When Sam McKnight was looking at colleges to attend, his coach at Ginn Academy, an all-boys public school in Cleveland, told him Ohio University was split in terms of race.
“I really didn’t even know about it (Ohio),” McKnight said. “My coach told me it was like 50-50.”
Well, not exactly.
In Spring Semester 2016, 4.87 percent of 38,651 enrolled students were black. Those low numbers are expected, particularly because Ohio is a predominantly white institution (PWI).
But McKnight and other black players on the football team were not concerned about coming to a campus that didn't have a lot of people who looked like them.
Despite the potential challenges of being a black student-athlete at a predominantly white school, McKnight and others on the team have adjusted well.
"It's not really different to me," McKnight said.
Javon Hagan, a native of Jacksonville, Florida, wasn’t worried about going to college in Athens, a markedly less diverse area than his hometown.
He was just focused on playing football for Ohio and receiving a good education. He didn’t want to dwell on the lack of diversity in town. And as a noticeable figure, he didn’t want to worry about the parties or bars on Court Street, either.
A member of Omega Psi Phi, a predominantly black fraternity on campus, Hagan has good distractions around him: his fraternity, and most importantly, his football team.
“On weekends, I’m never here in Athens,” Hagan said. “I just leave. I either go to Columbus or go to Cleveland with my fraternity brothers.”
Though Hagan has obligations outside of playing football, his place on the team is important. The Bobcats are more diverse than the university. Despite the low number of black students on campus, black players on the team aren’t uncomfortable, nor is anyone else on the team, for that matter.
Because for the most part, players on the team hang out with one another.
“Rarely unless they’re in class, they’re pretty much with their team,” wide receivers coach Dwayne Dixon said. “And which their team is pretty diverse.”
With the team’s diversity, the players aren’t shocked. When the players are with their teammates, they feel comfortable, their race not being noticed.

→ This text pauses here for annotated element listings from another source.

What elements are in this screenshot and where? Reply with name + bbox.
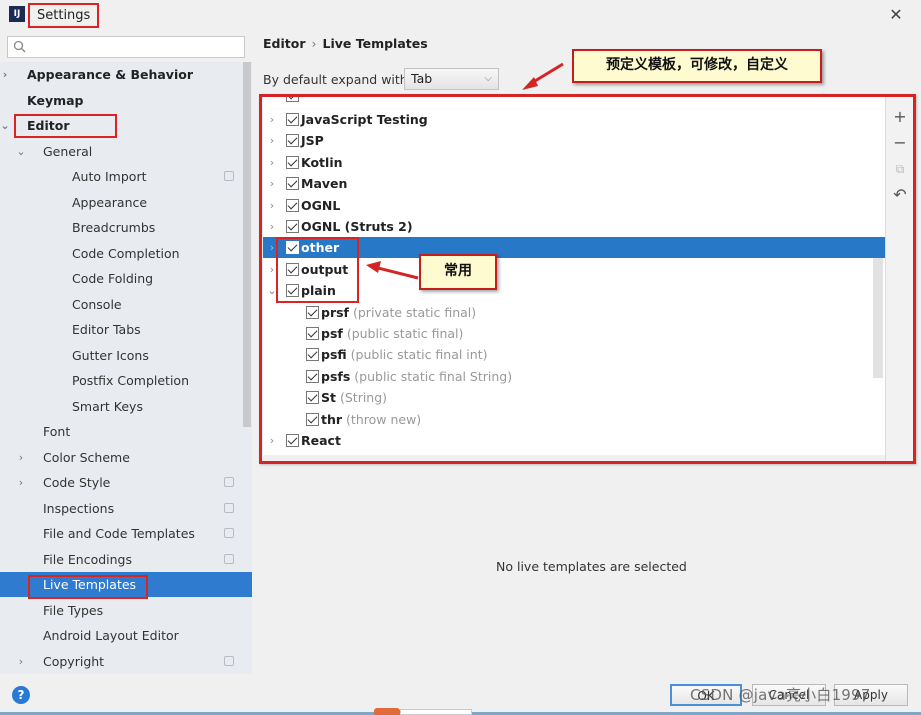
sidebar-item-label: Breadcrumbs xyxy=(72,220,156,235)
editor-highlight-box xyxy=(14,114,117,138)
empty-selection-message: No live templates are selected xyxy=(496,559,687,574)
sidebar-item-label: Inspections xyxy=(43,500,115,516)
sidebar-item-label: Font xyxy=(43,424,71,439)
watermark: CSDN @java亮小白1997 xyxy=(690,686,871,704)
arrow-to-tree-icon xyxy=(522,62,564,90)
sidebar-item-smart-keys[interactable]: Smart Keys xyxy=(0,394,243,419)
project-level-icon xyxy=(224,553,234,564)
sidebar-item-label: Code Folding xyxy=(72,271,154,286)
breadcrumb-editor: Editor xyxy=(263,36,306,51)
chevron-down-icon[interactable]: ⌄ xyxy=(16,139,26,164)
sidebar-item-breadcrumbs[interactable]: Breadcrumbs xyxy=(0,215,243,240)
sidebar-item-label: Smart Keys xyxy=(72,398,143,414)
predefined-templates-callout: 预定义模板，可修改，自定义 xyxy=(572,49,822,83)
project-level-icon xyxy=(224,171,234,181)
sidebar-item-file-and-code-templates[interactable]: File and Code Templates xyxy=(0,521,243,546)
sidebar-item-label: General xyxy=(43,143,93,159)
expand-with-label: By default expand with xyxy=(263,72,408,87)
sidebar-item-label: Appearance & Behavior xyxy=(27,67,193,82)
chevron-right-icon[interactable]: › xyxy=(16,445,26,470)
sidebar-scrollbar[interactable] xyxy=(243,62,251,427)
sidebar-item-font[interactable]: Font xyxy=(0,419,243,444)
sidebar-item-file-types[interactable]: File Types xyxy=(0,598,243,623)
sidebar-item-copyright[interactable]: › Copyright xyxy=(0,649,243,674)
sidebar-item-label: Copyright xyxy=(43,653,105,669)
sidebar-item-label: File Encodings xyxy=(43,551,133,567)
project-level-icon xyxy=(224,477,234,487)
common-callout: 常用 xyxy=(419,254,497,290)
breadcrumb-separator: › xyxy=(311,36,317,51)
sidebar-item-file-encodings[interactable]: File Encodings xyxy=(0,547,243,572)
sidebar-item-code-style[interactable]: › Code Style xyxy=(0,470,243,495)
sidebar-item-code-folding[interactable]: Code Folding xyxy=(0,266,243,291)
sidebar-item-general[interactable]: ⌄ General xyxy=(0,139,243,164)
search-icon xyxy=(13,40,26,53)
sidebar-item-color-scheme[interactable]: › Color Scheme xyxy=(0,445,243,470)
expand-with-value: Tab xyxy=(411,71,433,86)
sidebar-item-label: Android Layout Editor xyxy=(43,628,179,643)
sidebar-item-label: Appearance xyxy=(72,194,148,210)
sidebar-item-android-layout-editor[interactable]: Android Layout Editor xyxy=(0,623,243,648)
sidebar-item-inspections[interactable]: Inspections xyxy=(0,496,243,521)
sidebar-item-appearance-behavior[interactable]: › Appearance & Behavior xyxy=(0,62,243,87)
live-templates-highlight-box xyxy=(28,575,148,599)
sidebar-item-label: Code Completion xyxy=(72,245,180,261)
sidebar-item-label: Gutter Icons xyxy=(72,347,149,363)
sidebar-item-label: Color Scheme xyxy=(43,449,130,465)
sidebar-item-auto-import[interactable]: Auto Import xyxy=(0,164,243,189)
close-button[interactable]: ✕ xyxy=(885,4,907,26)
sidebar-item-gutter-icons[interactable]: Gutter Icons xyxy=(0,343,243,368)
title-bar: IJ Settings ✕ xyxy=(0,0,921,32)
close-icon: ✕ xyxy=(889,5,903,24)
chevron-right-icon[interactable]: › xyxy=(16,649,26,674)
common-groups-highlight-box xyxy=(276,237,359,303)
breadcrumb: Editor › Live Templates xyxy=(263,36,428,51)
chevron-down-icon[interactable]: ⌄ xyxy=(0,113,10,138)
project-level-icon xyxy=(224,528,234,538)
sidebar-item-label: Auto Import xyxy=(72,169,147,184)
window-title: Settings xyxy=(28,3,100,28)
project-level-icon xyxy=(224,502,234,513)
sidebar-item-code-completion[interactable]: Code Completion xyxy=(0,241,243,266)
taskbar-tab-fragment xyxy=(400,709,472,715)
sidebar-item-label: File and Code Templates xyxy=(43,526,195,541)
sidebar-item-label: Keymap xyxy=(27,92,84,108)
sidebar-item-appearance[interactable]: Appearance xyxy=(0,190,243,215)
chevron-right-icon[interactable]: › xyxy=(0,62,10,87)
sidebar-item-postfix-completion[interactable]: Postfix Completion xyxy=(0,368,243,393)
chevron-right-icon[interactable]: › xyxy=(16,470,26,495)
sidebar-item-editor-tabs[interactable]: Editor Tabs xyxy=(0,317,243,342)
sidebar-item-label: Code Style xyxy=(43,475,111,490)
sidebar-item-label: Console xyxy=(72,296,122,312)
sidebar-item-label: File Types xyxy=(43,602,104,618)
sidebar-item-label: Postfix Completion xyxy=(72,373,189,388)
project-level-icon xyxy=(224,655,234,666)
intellij-logo-icon: IJ xyxy=(9,6,25,22)
taskbar-fragment xyxy=(374,708,400,715)
breadcrumb-live-templates: Live Templates xyxy=(322,36,428,51)
chevron-down-icon: ⌵ xyxy=(484,73,492,84)
expand-with-select[interactable]: Tab ⌵ xyxy=(404,68,499,90)
help-button[interactable]: ? xyxy=(12,686,30,704)
sidebar-item-keymap[interactable]: Keymap xyxy=(0,88,243,113)
settings-search-input[interactable] xyxy=(7,36,245,58)
sidebar-item-label: Editor Tabs xyxy=(72,322,141,337)
sidebar-item-console[interactable]: Console xyxy=(0,292,243,317)
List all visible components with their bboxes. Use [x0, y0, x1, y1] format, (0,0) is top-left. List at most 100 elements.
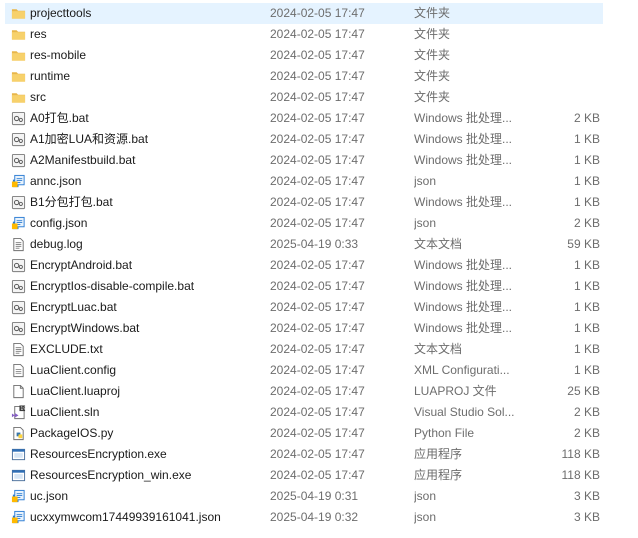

One way the Bobcats have eased the transition for all players — not just black players or other players of color — is by creating a unity council. Each position group selects two players to act as leaders. The leaders help new players adjust and tell them the team’s core values and expectations. The unity council helps the team maintain its cohesiveness.
As the unity council helps keep the team together, Ohio also focuses on making recruits feel welcome. The Bobcats haven’t struggled to persuade black players to come to a school that isn’t as diverse as some of their hometowns.
“The guys who want to have success, you go where you can have success and got a chance to get on the field,” Dixon said.
When Ohio was recruiting freshman wide receiver Cameron Odom, Odom wasn’t concerned about the school’s lack of diversity. He felt like he belonged.
“We all treat each other like we’re the same color,” Odom said. “We’re brothers, so you never get any of that diversity mix within the team.”
Though players like Odom and Hagan enjoy the unity of their team, life on campus is different.
Sure, the football players can be together on campus, too, but at some point, even teammates have to break away from each other. That’s why Hagan is never here on weekends. If he stays, he could be distracted, potentially succumbing to the party culture.
He doesn’t want to have to deal with drunken people on Court Street.
“You never know what could happen if someone was to just throw up on you or something like that,” Hagan said. “You never know how you would react.”
As a football player, he knows that people pay more attention to him and others on the team. Skin color does not matter in situations where a football player is out on a Saturday night.
They aren’t regular college students. Most regular college students can drink whenever and not receive criticism. But athletes are criticized if they drink at all.
“If I’m, like, out somewhere at a party, I can’t be acting crazy and everything,” defensive lineman Keith Key said. “I can’t be acting crazy in public because everybody knows ‘oh, that’s a football player.’ ”
Key is a member of Omega Psi Phi as well, and part of his adjustment involves being active in black student organizations.
When he’s not with his team, he’s not trying to indulge in the party culture, either.
“It’s really good to be involved with the black people here because you don’t want to get too involved in the modern culture,” Key said.
The black student organizations on campus are in place so marginalized groups are properly represented. The organizations exist so black people and other minorities have a voice on campus.
Hagan said Omega Psi Phi recently had a women’s appreciation event. The fraternity is also hosting an event April 17 called “Men of Black Excellence,” which will award black men who are succeeding in the classroom.
The adjustment the black players have made isn’t something to ignore, but it’s also not something to dwell on.
Playing football and achieving in the classroom is Hagan’s and others' main focus. But players like Hagan are also concentrating on not losing focus in a college town that is full of distractions.
Being black only matters to a point.
“You gotta be able to adapt to the circumstances if you want to have success in your life,” Dixon said. “Everything is not going to be the way you always thought it would be.”